First, I needed to use the localWriter when leaning on Utf8Json to serialize at the intermediate stage, because otherwise it would restart its internal JsonWriter when calling the JsonSerializer.Serialize(instance, fallbackResolver) overload. Things were very weird before I realized what was happening with this.

Second, you'll see that I needed to do one additional special stage for properties that aren't marked to be encrypted themselves.
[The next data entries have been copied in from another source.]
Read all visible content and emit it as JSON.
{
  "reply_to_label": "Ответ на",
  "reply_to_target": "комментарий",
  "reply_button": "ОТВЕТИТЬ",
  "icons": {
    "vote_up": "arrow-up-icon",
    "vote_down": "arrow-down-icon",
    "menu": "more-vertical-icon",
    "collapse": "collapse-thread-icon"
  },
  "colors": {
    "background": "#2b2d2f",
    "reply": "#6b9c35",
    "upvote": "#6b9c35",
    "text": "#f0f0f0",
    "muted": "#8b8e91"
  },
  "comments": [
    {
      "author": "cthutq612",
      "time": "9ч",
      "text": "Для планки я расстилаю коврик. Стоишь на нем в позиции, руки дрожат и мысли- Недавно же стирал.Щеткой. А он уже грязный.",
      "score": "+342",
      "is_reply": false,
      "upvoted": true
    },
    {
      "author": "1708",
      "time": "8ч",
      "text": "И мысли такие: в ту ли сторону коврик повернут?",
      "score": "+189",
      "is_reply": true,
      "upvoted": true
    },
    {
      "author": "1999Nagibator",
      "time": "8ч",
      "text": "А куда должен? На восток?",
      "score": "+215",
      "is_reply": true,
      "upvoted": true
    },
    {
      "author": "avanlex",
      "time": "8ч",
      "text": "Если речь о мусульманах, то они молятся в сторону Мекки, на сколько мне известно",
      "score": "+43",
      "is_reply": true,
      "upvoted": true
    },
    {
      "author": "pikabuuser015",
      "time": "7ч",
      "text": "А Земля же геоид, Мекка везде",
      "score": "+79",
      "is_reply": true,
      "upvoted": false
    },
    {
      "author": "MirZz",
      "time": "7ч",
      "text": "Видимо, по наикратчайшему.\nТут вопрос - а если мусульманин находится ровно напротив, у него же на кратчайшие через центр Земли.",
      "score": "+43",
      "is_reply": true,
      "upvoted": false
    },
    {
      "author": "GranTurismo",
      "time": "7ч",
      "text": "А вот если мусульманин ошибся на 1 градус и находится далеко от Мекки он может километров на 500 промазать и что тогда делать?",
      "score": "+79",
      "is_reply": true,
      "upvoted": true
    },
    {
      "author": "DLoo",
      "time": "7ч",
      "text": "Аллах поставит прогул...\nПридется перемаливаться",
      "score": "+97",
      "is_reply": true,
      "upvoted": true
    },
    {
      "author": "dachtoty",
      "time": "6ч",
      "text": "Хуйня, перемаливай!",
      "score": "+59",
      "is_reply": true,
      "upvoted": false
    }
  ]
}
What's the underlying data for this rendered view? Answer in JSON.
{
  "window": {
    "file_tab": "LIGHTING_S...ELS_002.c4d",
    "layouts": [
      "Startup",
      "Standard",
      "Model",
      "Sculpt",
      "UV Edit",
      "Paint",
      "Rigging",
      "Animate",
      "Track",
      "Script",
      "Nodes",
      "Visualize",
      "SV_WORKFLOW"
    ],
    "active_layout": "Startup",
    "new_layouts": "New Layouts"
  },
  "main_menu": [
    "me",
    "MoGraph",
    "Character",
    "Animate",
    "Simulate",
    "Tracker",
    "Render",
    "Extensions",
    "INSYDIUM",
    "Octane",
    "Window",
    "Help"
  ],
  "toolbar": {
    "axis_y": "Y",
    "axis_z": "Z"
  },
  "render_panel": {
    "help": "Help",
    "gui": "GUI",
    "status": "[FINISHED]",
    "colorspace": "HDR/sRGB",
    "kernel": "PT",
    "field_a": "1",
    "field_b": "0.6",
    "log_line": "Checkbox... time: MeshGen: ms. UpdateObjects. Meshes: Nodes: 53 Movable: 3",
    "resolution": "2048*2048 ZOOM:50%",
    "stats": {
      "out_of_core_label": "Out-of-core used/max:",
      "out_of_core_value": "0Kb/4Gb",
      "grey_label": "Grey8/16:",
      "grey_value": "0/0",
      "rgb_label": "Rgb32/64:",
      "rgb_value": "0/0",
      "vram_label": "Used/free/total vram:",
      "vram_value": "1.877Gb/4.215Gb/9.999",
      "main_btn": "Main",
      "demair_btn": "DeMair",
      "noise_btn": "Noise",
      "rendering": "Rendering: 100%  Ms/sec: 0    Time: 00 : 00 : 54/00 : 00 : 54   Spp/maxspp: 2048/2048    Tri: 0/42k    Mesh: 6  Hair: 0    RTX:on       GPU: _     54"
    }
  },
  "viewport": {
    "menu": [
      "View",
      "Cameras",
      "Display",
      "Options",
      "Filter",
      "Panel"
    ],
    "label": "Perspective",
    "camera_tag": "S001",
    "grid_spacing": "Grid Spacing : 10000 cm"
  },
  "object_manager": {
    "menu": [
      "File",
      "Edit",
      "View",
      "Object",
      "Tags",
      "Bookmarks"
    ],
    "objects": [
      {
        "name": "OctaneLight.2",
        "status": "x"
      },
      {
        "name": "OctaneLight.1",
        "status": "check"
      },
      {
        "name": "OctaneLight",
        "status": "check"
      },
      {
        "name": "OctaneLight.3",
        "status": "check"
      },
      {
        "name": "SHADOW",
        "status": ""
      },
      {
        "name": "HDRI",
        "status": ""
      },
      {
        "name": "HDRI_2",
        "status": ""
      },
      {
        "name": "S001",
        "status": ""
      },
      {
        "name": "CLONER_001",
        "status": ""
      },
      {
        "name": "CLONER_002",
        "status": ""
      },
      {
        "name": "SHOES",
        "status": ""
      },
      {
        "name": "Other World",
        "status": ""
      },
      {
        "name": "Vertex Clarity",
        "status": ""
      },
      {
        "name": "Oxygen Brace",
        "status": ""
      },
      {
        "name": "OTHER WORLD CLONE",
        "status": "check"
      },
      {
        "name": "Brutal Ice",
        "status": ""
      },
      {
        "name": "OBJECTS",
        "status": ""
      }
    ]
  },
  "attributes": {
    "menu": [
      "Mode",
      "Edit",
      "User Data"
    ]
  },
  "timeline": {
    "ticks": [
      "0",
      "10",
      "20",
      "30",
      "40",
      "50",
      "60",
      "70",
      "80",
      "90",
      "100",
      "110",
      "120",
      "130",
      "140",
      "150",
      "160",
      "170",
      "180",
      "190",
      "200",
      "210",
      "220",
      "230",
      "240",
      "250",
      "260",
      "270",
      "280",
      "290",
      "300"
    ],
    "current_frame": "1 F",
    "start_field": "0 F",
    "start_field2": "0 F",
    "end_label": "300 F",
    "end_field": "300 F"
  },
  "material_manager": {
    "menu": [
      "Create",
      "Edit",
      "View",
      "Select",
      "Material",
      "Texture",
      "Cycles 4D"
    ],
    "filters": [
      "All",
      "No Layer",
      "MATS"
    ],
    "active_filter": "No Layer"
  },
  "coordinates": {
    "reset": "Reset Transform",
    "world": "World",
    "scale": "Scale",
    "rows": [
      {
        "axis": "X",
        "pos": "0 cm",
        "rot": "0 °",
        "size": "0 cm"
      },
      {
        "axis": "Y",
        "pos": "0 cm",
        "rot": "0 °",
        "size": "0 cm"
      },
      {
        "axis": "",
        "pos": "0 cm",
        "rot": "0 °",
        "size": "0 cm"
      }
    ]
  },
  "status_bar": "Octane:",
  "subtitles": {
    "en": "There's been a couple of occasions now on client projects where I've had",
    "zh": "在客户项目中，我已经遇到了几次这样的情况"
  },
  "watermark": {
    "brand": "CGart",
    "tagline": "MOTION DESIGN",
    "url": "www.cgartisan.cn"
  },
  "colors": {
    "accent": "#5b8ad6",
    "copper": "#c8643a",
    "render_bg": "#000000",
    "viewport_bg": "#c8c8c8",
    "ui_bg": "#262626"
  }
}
This is to take into account nested classes/structs whose children may themselves have encrypted members:

class FooParent
{
    public FooChild Child { get; }
}

class FooChild
{
    [Encrypt]
    public string LaunchCode { get; }
}

Because of the possibility of nesting, when building the cached EncryptedFormatter<T>, I also needed to traverse every nested property and field of T to determine if any were decorated by EncryptAttribute. If a nested member needs encrypted, then I need to encrypt T itself using the EncryptedResolver, eventually returning a JSON string. Otherwise, I could do the entire thing normally with the default Utf8Json resolver configured by the client, therefore only needing to return the original object directly.

Conclusion: All theory without benchmarking

Is this actually faster than using regular reflection? Did I make the code needlessly complicated?

Theoretically, it should be significantly faster, but until I actually benchmark it, I won't know for sure.

I've been talking about benchmarking JsonCryption for a while now, so it will likely be the next thing I do on this project. Unfortunately, I have other projects going on that are more important, so I'm not sure when I'll be able to get to it. I'm also not thrilled about slightly rewriting JsonCryption.Utf8Json to use reflection just so that I can benchmark it.

Encryption itself is slow. I expect the encryption part alone to be a very significant piece of the total time spent serializing a given object. But again, I won't know until I look into it.

Finally, working on this port of JsonCryption taught me some new techniques that I would like to see incorporated into the version for Newtonsoft.Json. I'm guessing/hoping I might find some low hanging fruit to optimize that one a bit more.